In the resulting structure, from the end opposite from the lens, I inserted a “native” plastic part with an eyepiece. As I already mentioned, if your pipe is 45mm, then insert it directly, without a black nozzle,
and if 55 mm, then with the nozzle.
The significantly lengthened base of the telescope caused a regular shift of the center of gravity towards the objective and the telescope began to tilt forward.
Therefore, I had to slightly offset the area of the tripod connection.

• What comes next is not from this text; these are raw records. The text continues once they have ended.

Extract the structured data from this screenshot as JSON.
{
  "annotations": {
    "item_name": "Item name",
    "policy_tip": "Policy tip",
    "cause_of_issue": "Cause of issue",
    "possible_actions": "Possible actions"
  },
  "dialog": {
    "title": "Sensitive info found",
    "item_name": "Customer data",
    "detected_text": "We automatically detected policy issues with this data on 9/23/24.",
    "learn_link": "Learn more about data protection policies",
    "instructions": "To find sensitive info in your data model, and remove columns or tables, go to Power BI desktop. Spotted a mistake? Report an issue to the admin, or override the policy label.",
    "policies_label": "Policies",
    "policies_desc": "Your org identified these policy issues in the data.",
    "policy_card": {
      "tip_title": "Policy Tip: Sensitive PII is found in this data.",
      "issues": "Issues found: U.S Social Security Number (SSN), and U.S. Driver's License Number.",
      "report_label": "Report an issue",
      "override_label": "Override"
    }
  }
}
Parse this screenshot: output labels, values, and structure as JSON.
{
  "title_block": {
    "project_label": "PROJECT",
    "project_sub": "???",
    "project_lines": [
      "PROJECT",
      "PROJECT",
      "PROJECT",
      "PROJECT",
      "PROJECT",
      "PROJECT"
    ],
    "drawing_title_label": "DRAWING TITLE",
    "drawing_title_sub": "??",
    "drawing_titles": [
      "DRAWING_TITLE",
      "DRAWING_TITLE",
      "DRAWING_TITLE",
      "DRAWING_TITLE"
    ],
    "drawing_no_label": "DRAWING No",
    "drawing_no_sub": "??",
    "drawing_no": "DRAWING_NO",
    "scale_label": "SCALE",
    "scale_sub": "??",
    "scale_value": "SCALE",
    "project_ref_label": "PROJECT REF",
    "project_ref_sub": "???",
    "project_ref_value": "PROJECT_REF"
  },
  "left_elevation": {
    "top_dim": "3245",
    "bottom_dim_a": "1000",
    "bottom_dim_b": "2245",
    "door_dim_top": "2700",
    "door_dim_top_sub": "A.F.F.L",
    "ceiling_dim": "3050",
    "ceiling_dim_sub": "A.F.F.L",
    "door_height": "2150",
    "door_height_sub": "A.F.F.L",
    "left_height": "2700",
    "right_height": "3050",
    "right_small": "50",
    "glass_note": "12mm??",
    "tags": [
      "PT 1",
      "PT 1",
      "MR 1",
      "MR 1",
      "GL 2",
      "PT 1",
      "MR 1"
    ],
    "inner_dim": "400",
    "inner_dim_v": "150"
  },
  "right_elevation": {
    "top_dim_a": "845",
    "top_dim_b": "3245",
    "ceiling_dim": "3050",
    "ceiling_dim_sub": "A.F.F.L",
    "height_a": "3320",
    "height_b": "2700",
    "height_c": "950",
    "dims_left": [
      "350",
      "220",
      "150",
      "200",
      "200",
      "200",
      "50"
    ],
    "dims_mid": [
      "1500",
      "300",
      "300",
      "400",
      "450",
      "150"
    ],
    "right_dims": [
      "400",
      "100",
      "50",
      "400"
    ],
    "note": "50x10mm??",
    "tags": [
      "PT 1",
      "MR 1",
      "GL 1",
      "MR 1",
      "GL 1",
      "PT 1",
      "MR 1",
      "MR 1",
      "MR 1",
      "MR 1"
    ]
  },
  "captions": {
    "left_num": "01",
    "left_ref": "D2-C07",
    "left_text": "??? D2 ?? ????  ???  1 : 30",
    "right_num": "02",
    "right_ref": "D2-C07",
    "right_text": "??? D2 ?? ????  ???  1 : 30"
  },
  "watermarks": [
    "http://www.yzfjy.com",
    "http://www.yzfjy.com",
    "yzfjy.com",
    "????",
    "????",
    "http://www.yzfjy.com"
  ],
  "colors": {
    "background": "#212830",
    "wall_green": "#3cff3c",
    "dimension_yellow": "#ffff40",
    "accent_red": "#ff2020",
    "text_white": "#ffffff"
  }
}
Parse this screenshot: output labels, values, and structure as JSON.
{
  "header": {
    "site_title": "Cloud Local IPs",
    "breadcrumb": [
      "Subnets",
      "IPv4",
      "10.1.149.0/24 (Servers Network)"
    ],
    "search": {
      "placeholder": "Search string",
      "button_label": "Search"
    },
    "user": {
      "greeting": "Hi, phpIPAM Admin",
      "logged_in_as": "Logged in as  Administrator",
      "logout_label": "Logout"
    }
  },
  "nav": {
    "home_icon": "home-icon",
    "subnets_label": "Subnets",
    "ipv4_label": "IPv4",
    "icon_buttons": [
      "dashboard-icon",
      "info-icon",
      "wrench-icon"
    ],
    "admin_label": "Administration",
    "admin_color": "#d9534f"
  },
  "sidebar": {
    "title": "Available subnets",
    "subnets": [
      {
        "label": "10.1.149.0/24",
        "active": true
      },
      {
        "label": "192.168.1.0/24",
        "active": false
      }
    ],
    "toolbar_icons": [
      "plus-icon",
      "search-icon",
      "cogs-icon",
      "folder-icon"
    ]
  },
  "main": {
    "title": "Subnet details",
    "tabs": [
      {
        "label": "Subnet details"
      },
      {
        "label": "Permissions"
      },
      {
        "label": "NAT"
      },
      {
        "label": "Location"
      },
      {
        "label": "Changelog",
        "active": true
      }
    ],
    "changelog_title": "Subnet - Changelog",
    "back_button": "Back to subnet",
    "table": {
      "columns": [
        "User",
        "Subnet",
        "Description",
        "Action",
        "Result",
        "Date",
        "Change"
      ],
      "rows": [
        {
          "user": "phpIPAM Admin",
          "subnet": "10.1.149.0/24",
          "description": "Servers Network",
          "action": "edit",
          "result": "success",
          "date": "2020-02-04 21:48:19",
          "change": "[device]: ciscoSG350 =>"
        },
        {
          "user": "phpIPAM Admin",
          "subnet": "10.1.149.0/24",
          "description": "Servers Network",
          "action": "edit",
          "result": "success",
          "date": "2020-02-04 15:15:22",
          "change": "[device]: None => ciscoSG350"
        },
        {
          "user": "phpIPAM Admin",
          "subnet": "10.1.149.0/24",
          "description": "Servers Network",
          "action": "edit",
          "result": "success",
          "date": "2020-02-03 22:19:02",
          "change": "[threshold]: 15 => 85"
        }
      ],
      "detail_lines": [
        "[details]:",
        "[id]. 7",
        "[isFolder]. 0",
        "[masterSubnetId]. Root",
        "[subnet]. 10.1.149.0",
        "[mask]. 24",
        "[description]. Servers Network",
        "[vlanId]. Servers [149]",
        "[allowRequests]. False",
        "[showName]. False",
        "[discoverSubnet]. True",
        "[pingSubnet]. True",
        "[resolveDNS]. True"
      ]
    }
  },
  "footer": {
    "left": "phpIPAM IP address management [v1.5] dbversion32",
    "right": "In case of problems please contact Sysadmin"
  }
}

For this, I first determined the approximate position of the point where the elongated tube balances in the air without falling (with the eyepiece extended to the middle of the stroke).
And with the help of hot melt glue I attached a plastic bottle cap to the new center of gravity.
< a href = "https://usamodelkina.ru/uploads/posts/2021-01/1611750293_45.jpg" rel = "prettyPhoto"> Then you need to cut off the neck from the same plastic bottle and glue it to the rotating head of the tripod. Exactly to the place where the telescope was previously attached with a screw (for convenience, you can unscrew the screw holding the tripod head and remove it).
Despite the increase in size, the telescope is not very heavy. And after hardening, the hot melt glue copes with the task of keeping its weight. But there is a slight skew towards the pipe relative to the axis of its rotation on the tripod. So I decided to add a small counterweight to the telescope. To do this, I took a 7 cm furniture bolt with the same thread as the bolt in the telescope support.
Then, I drilled a 6 mm through hole in a cardboard tube through the center of the lid. < br> Slightly expanding the hole formed on the opposite side of the cover with a knife to the size of the bolt head, I inserted the bolt itself inside. So that he rests his hat against the inner wall, completely coming out from the side of the plastic cover.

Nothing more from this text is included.